How to chose this tolerance tol is an art in itself and depends on the details of the IVP solved by the RK integrator.

How to chose the yscal in this case dependds on the detector geometry.

Another option would be to chose to scale the differences to the values of the dependent variables, not to some maximum values of these dependent variables. Then one would get constant fractional errors.

Translation

The code then performs free space translation in 3D towards the detector screen, from the end of the fields to the z-location of the detector screen, denoted by z_det. When z_det is reached, the x and y coordinates of the particles are recorded and scattered on a x-y scatter plot. In that plot, each color represents a different chunk of particles.

Results and plotting

Results (x and y coordinates at detector screen of each particle from each chunk) are saved in a .npz archive, using the command np.savez_compressed().

This is because each chunk of particles can be composed of any number of particles and two chunks can thus potentially have different number of particles.

Because we are saving x and y coordinates at the detector screen for each particle of the chunk, with chunks of different sizes which are not known at compile-time (but only at run-time, after the user-input), we need to fudge the strict requirements of np.arrays (fixed in size, pre-determined and of known, non-changing, shape) by saving a dictionary of key-values pairs instead of a 3D npy tensor.

Each key corresponds to a chunk and each value corresponds to a np 2D array of size (no_of_particles_from_this_chunk, 2), where the 2 signifies the x and y coordinates for 1 particle at the detector screen.

To use this saved archive, one must load it and then use part of its contents at a time. This results-usage mechanism is based on a key signifying the name of the chunk of particles for which results are manipulated.

The list of keys (i.e the names of the introduced chunks) for each program run is saved in a .txt file at the end of the program run and is used to help reading the .npz archive as explained above. The names of both the .npz archive and the .txt file are identical apart from the extension, and are obtained from user input.
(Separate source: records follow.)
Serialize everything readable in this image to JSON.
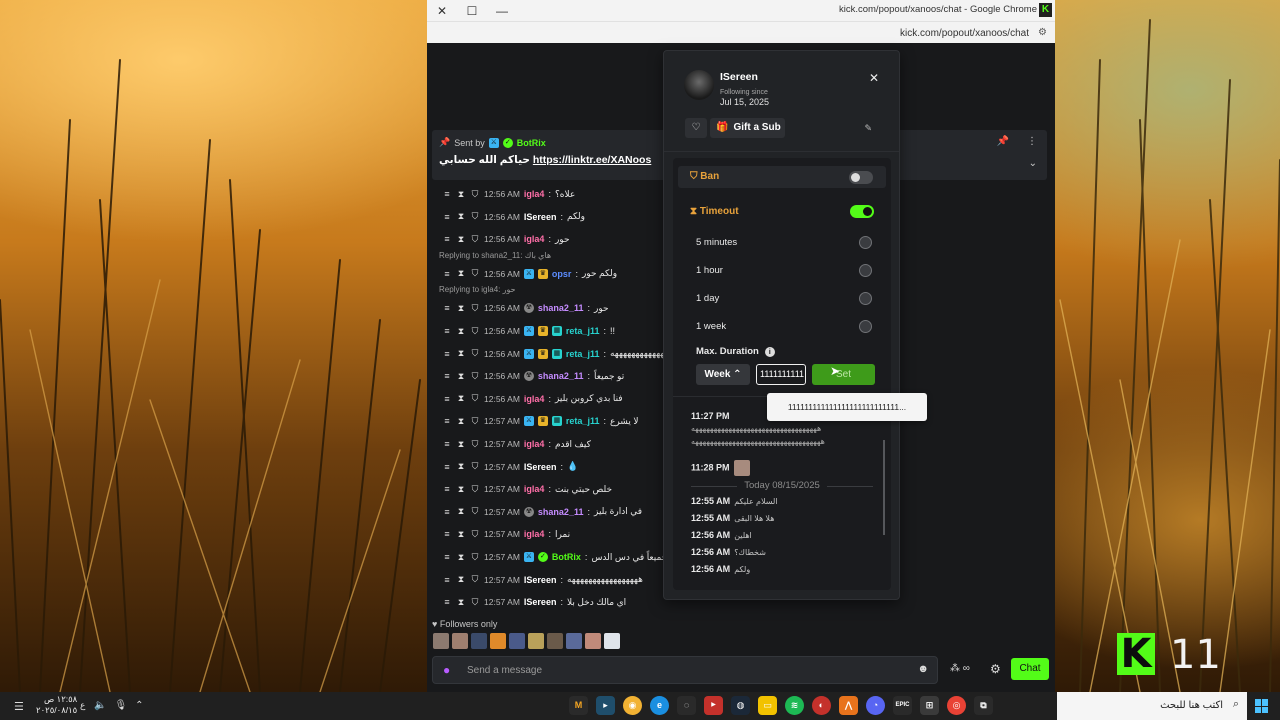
{
  "browser": {
    "title": "kick.com/popout/xanoos/chat - Google Chrome",
    "url": "kick.com/popout/xanoos/chat"
  },
  "pinned": {
    "sent_by": "Sent by",
    "sender": "BotRix",
    "message_prefix": "حياكم الله حسابي",
    "link": "https://linktr.ee/XANoos"
  },
  "messages": [
    {
      "ts": "12:56 AM",
      "user": "igla4",
      "color": "#ff6fa8",
      "badges": [],
      "text": "علاه؟"
    },
    {
      "ts": "12:56 AM",
      "user": "ISereen",
      "color": "#ffffff",
      "badges": [],
      "text": "ولكم"
    },
    {
      "ts": "12:56 AM",
      "user": "igla4",
      "color": "#ff6fa8",
      "badges": [],
      "text": "حور"
    },
    {
      "reply": "Replying to shana2_11: هاي باك"
    },
    {
      "ts": "12:56 AM",
      "user": "opsr",
      "color": "#5b8cff",
      "badges": [
        "blue",
        "gold"
      ],
      "text": "ولكم حور"
    },
    {
      "reply": "Replying to igla4: حور"
    },
    {
      "ts": "12:56 AM",
      "user": "shana2_11",
      "color": "#c58cff",
      "badges": [
        "gray"
      ],
      "text": "حور"
    },
    {
      "ts": "12:56 AM",
      "user": "reta_j11",
      "color": "#27d3cf",
      "badges": [
        "blue",
        "gold",
        "cyan"
      ],
      "text": "!!"
    },
    {
      "ts": "12:56 AM",
      "user": "reta_j11",
      "color": "#27d3cf",
      "badges": [
        "blue",
        "gold",
        "cyan"
      ],
      "text": "ههههههههههههههههه"
    },
    {
      "ts": "12:56 AM",
      "user": "shana2_11",
      "color": "#c58cff",
      "badges": [
        "gray"
      ],
      "text": "تو جميعاً"
    },
    {
      "ts": "12:56 AM",
      "user": "igla4",
      "color": "#ff6fa8",
      "badges": [],
      "text": "فنا بدي كروبن بليز"
    },
    {
      "ts": "12:57 AM",
      "user": "reta_j11",
      "color": "#27d3cf",
      "badges": [
        "blue",
        "gold",
        "cyan"
      ],
      "text": "لا يشرع"
    },
    {
      "ts": "12:57 AM",
      "user": "igla4",
      "color": "#ff6fa8",
      "badges": [],
      "text": "كيف اقدم"
    },
    {
      "ts": "12:57 AM",
      "user": "ISereen",
      "color": "#ffffff",
      "badges": [],
      "text": "💧"
    },
    {
      "ts": "12:57 AM",
      "user": "igla4",
      "color": "#ff6fa8",
      "badges": [],
      "text": "خلص حبتي بنت"
    },
    {
      "ts": "12:57 AM",
      "user": "shana2_11",
      "color": "#c58cff",
      "badges": [
        "gray"
      ],
      "text": "في ادارة بليز"
    },
    {
      "ts": "12:57 AM",
      "user": "igla4",
      "color": "#ff6fa8",
      "badges": [],
      "text": "نمرا"
    },
    {
      "ts": "12:57 AM",
      "user": "BotRix",
      "color": "#53fc18",
      "badges": [
        "blue",
        "green"
      ],
      "text": "حياكم الله جميعاً في دس الدس"
    },
    {
      "ts": "12:57 AM",
      "user": "ISereen",
      "color": "#ffffff",
      "badges": [],
      "text": "هههههههههههههههههه"
    },
    {
      "ts": "12:57 AM",
      "user": "ISereen",
      "color": "#ffffff",
      "badges": [],
      "text": "اي مالك دخل بلا"
    }
  ],
  "footer": {
    "followers_only": "Followers only",
    "send_placeholder": "Send a message",
    "chat_button": "Chat",
    "points": "∞"
  },
  "modcard": {
    "username": "ISereen",
    "following_since_label": "Following since",
    "following_date": "Jul 15, 2025",
    "gift_label": "Gift a Sub",
    "ban_label": "Ban",
    "timeout_label": "Timeout",
    "options": [
      "5 minutes",
      "1 hour",
      "1 day",
      "1 week"
    ],
    "max_duration_label": "Max. Duration",
    "unit_label": "Week",
    "duration_value": "1111111111",
    "set_label": "Set",
    "tooltip_value": "111111111111111111111111111...",
    "history": [
      {
        "time": "11:27 PM",
        "text": "ههههههههههههههههههههههههههههههههههه"
      },
      {
        "time": "",
        "text": "هههههههههههههههههههههههههههههههههههه"
      },
      {
        "time": "11:28 PM",
        "text": ""
      },
      {
        "time": "12:55 AM",
        "text": "السلام عليكم"
      },
      {
        "time": "12:55 AM",
        "text": "هلا هلا البقى"
      },
      {
        "time": "12:56 AM",
        "text": "اهلين"
      },
      {
        "time": "12:56 AM",
        "text": "شخطاك؟"
      },
      {
        "time": "12:56 AM",
        "text": "ولكم"
      }
    ],
    "today_label": "Today 08/15/2025"
  },
  "overlay": {
    "kick_letter": "K",
    "number": "11"
  },
  "taskbar": {
    "search_placeholder": "اكتب هنا للبحث",
    "time": "١٢:٥٨ ص",
    "date": "٢٠٢٥/٠٨/١٥",
    "lang": "ع"
  },
  "colors": {
    "kick_green": "#53fc18",
    "warning_orange": "#e8a23b"
  }
}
The end of main() inside main.py can be changed as needed in order to perform the plotting the user wants.

Examples of usage of the code

The usage of the code is straightforward and the input requested from the user is self-explanatory if the simulated geometry picture is kept in mind.

Good integration behaviour is achieved for tolerances between 10E-20 and 10E-50, but this depends on the initial conditions of the particles shot into the spectrometer.

Dependencies

The code has been tested on Python 3.8.5 with the following dependencies:

  • numpy 1.20.2

  • scipy 1.6.2

The code is run via: $ cd /dir/in/which/code_is_extracted/TS_mypkg followed by: $ mpirun -np <no_of_cores> python3 main.py sim_params.txt for the branch "mpi4py_withoutNumba_fileinput"

Or via $ python3 main.py inside the directory /dir/in/which/code_is_extracted/TS_mypkg if the non-parallelized version from the "main" branch is used.